Ahmadinejad's remarks made only a passing reference to the tensions between his country and the west over Iran's nuclear ambitions. But it was topic number one when the P5 + 1, or the permanent members of the United Nations Security Council - Britain, China, France, Russia, and the United States - plus Germany, met this evening in New York.
"We expect a serious response from Iran and will decide...as a result of the meeting, on our next steps," David Miliband said, reading a statement agreed upon by the foreign ministers, including US Secretary of State Hillary Clinton.
The powers are to hold talks on October 1 in Geneva over Iran's suspected plans to obtain nuclear weapons. Tehran maintains it will not negotiate uranium enrichment and that its nuclear ambitions are for peaceful, civilian use. But the leaders at the UN remain unconvinced, "Iran's nuclear programme remains a matter of serious concern to the international community," Miliband read.
Secretary Clinton who spoke to reporters following the meeting, echoed the group's written statement, and warned Iran should come to the October 1 meeting "ready to engage in substantive discussions" and the next step, "depends on Iran's response."

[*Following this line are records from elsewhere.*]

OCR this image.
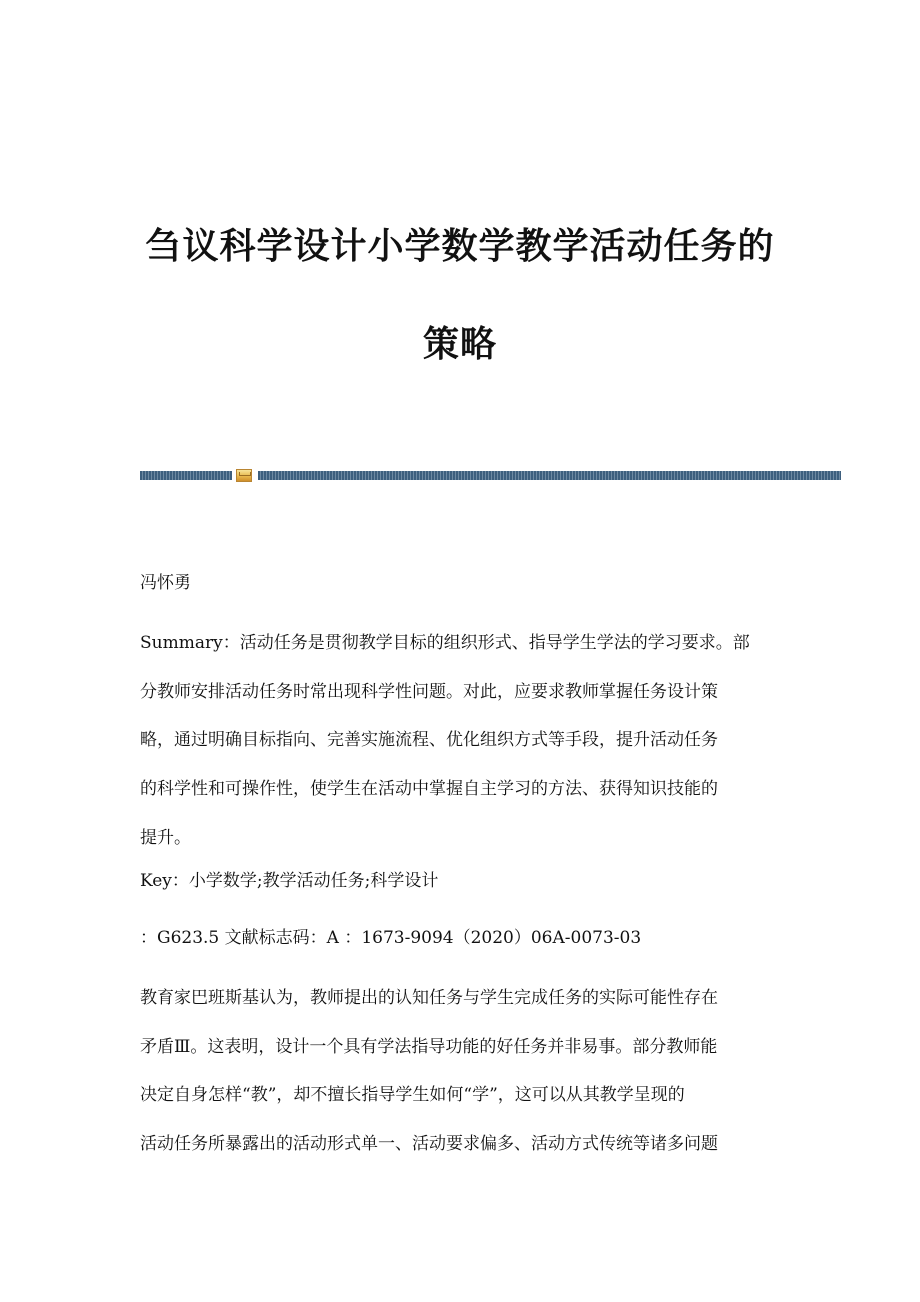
刍议科学设计小学数学教学活动任务的
策略
冯怀勇
Summary：活动任务是贯彻教学目标的组织形式、指导学生学法的学习要求。部
分教师安排活动任务时常出现科学性问题。对此，应要求教师掌握任务设计策
略，通过明确目标指向、完善实施流程、优化组织方式等手段，提升活动任务
的科学性和可操作性，使学生在活动中掌握自主学习的方法、获得知识技能的
提升。
Key：小学数学;教学活动任务;科学设计
：G623.5 文献标志码：A ：1673-9094（2020）06A-0073-03
教育家巴班斯基认为，教师提出的认知任务与学生完成任务的实际可能性存在
矛盾Ⅲ。这表明，设计一个具有学法指导功能的好任务并非易事。部分教师能
决定自身怎样“教”，却不擅长指导学生如何“学”，这可以从其教学呈现的
活动任务所暴露出的活动形式单一、活动要求偏多、活动方式传统等诸多问题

While Clinton wouldn't detail what a next step could look like, she stressed there would be consequences if Iran doesn't show progress. "We want to see a serious effort by Iran to discuss the nuclear issue," the secretary said, and added Iran must realize it is "at a turning point" and invite the IAEA to see and verify its total nuclear program.
While Ahmadinejad's remarks didn't extrapolate on its nuclear ambitions, they were nonetheless controversial, and typical for Iran's president, targeting Israel and the West. Four delegations walked out during the Iranian president's remarks including the United States and Canada.

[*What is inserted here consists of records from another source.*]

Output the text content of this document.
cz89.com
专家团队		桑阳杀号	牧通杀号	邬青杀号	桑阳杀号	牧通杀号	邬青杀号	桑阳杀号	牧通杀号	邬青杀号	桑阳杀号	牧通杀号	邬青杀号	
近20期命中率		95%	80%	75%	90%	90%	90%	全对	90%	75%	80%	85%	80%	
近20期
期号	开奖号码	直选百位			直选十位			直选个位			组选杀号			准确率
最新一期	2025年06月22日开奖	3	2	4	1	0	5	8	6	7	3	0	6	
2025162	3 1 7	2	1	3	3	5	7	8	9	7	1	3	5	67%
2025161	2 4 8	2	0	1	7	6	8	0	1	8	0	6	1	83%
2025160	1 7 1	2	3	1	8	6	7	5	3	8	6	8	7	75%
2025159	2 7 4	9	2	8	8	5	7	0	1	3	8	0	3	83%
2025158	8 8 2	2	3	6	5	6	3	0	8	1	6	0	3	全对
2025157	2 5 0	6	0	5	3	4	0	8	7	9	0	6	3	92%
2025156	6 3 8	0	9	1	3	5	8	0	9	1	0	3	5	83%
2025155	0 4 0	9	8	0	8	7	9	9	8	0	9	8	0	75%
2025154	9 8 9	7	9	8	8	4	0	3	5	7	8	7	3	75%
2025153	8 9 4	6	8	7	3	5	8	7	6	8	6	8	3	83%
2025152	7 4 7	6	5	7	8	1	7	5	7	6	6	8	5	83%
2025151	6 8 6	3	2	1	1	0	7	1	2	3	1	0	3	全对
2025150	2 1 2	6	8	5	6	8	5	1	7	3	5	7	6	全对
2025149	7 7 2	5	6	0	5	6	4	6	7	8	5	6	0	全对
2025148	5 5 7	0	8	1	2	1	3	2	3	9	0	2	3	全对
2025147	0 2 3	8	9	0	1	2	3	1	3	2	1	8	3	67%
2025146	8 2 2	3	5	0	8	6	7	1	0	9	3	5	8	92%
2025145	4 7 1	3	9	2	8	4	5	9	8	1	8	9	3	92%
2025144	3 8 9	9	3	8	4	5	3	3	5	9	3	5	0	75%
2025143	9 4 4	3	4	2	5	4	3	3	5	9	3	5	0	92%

The US Mission to the UN was quick to react. “It is disappointing that Mr. Ahmadinejad has once again chosen to espouse hateful, offensive and anti-Semitic rhetoric,” said spokesman Mark Kornblau.

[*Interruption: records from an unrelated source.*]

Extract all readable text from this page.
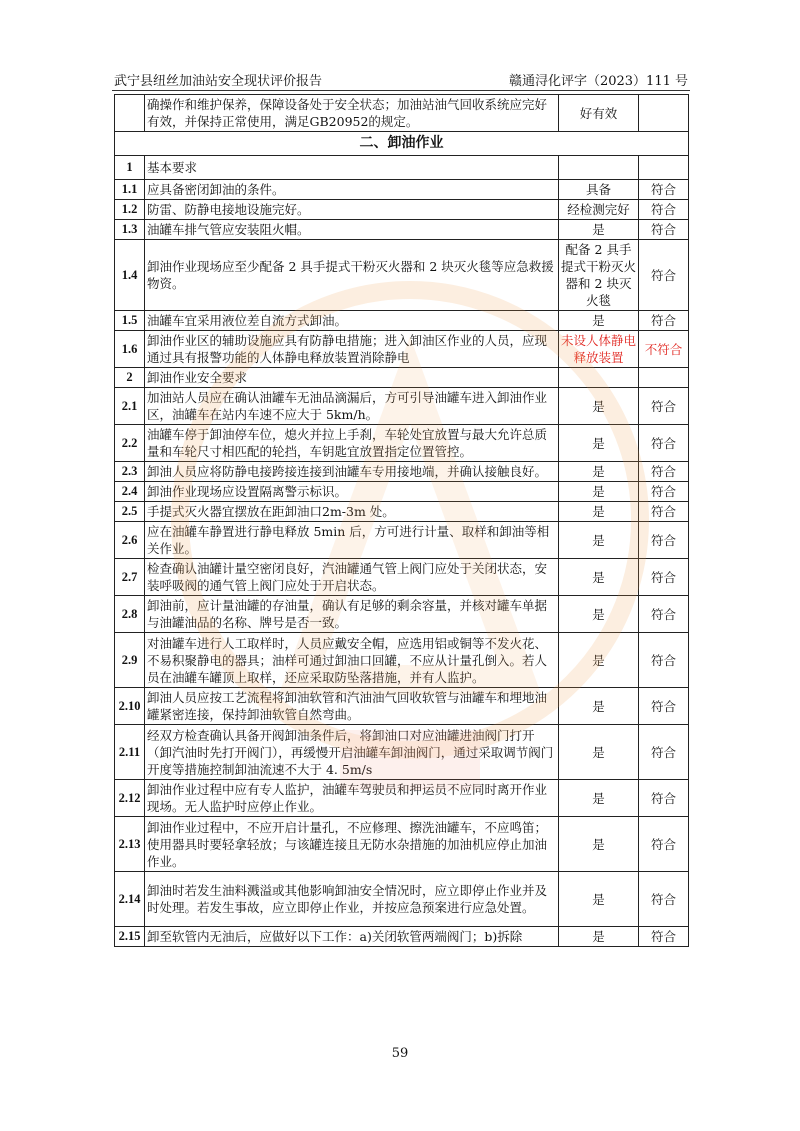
武宁县纽丝加油站安全现状评价报告	赣通浔化评字（2023）111 号
	确操作和维护保养，保障设备处于安全状态；加油站油气回收系统应完好有效，并保持正常使用，满足GB20952的规定。	好有效	
二、卸油作业			
1	基本要求		
1.1	应具备密闭卸油的条件。	具备	符合
1.2	防雷、防静电接地设施完好。	经检测完好	符合
1.3	油罐车排气管应安装阻火帽。	是	符合
1.4	卸油作业现场应至少配备 2 具手提式干粉灭火器和 2 块灭火毯等应急救援物资。	配备 2 具手提式干粉灭火器和 2 块灭火毯	符合
1.5	油罐车宜采用液位差自流方式卸油。	是	符合
1.6	卸油作业区的辅助设施应具有防静电措施；进入卸油区作业的人员，应现通过具有报警功能的人体静电释放装置消除静电	未设人体静电释放装置	不符合
2	卸油作业安全要求		
2.1	加油站人员应在确认油罐车无油品滴漏后，方可引导油罐车进入卸油作业区，油罐车在站内车速不应大于 5km/h。	是	符合
2.2	油罐车停于卸油停车位，熄火并拉上手刹，车轮处宜放置与最大允许总质量和车轮尺寸相匹配的轮挡，车钥匙宜放置指定位置管控。	是	符合
2.3	卸油人员应将防静电接跨接连接到油罐车专用接地端，并确认接触良好。	是	符合
2.4	卸油作业现场应设置隔离警示标识。	是	符合
2.5	手提式灭火器宜摆放在距卸油口2m-3m 处。	是	符合
2.6	应在油罐车静置进行静电释放 5min 后，方可进行计量、取样和卸油等相关作业。	是	符合
2.7	检查确认油罐计量空密闭良好，汽油罐通气管上阀门应处于关闭状态，安装呼吸阀的通气管上阀门应处于开启状态。	是	符合
2.8	卸油前，应计量油罐的存油量，确认有足够的剩余容量，并核对罐车单据与油罐油品的名称、牌号是否一致。	是	符合
2.9	对油罐车进行人工取样时，人员应戴安全帽，应选用铝或铜等不发火花、不易积聚静电的器具；油样可通过卸油口回罐，不应从计量孔倒入。若人员在油罐车罐顶上取样，还应采取防坠落措施，并有人监护。	是	符合
2.10	卸油人员应按工艺流程将卸油软管和汽油油气回收软管与油罐车和埋地油罐紧密连接，保持卸油软管自然弯曲。	是	符合
2.11	经双方检查确认具备开阀卸油条件后，将卸油口对应油罐进油阀门打开（卸汽油时先打开阀门），再缓慢开启油罐车卸油阀门，通过采取调节阀门开度等措施控制卸油流速不大于 4. 5m/s	是	符合
2.12	卸油作业过程中应有专人监护，油罐车驾驶员和押运员不应同时离开作业现场。无人监护时应停止作业。	是	符合
2.13	卸油作业过程中，不应开启计量孔，不应修理、擦洗油罐车，不应鸣笛；使用器具时要轻拿轻放；与该罐连接且无防水杂措施的加油机应停止加油作业。	是	符合
2.14	卸油时若发生油料溅溢或其他影响卸油安全情况时，应立即停止作业并及时处理。若发生事故，应立即停止作业，并按应急预案进行应急处置。	是	符合
2.15	卸至软管内无油后，应做好以下工作：a)关闭软管两端阀门；b)拆除	是	符合
59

Tomorrow the UN Security Council will meet and is expected to adopt a resolution, unanimously, calling for a more intense global effort to reduce the threat of nuclear proliferation. The session will be lead by President Obama who met today with Russian President Medvedev. The two leaders spoke extensively about Iran. Russia, who has economic and past nuclear ties to Iran, has stood in the way of stronger actions against Tehran. But today Medvedev, after meeting with Mr Obama, said that "in some cases sanctions are inevitable."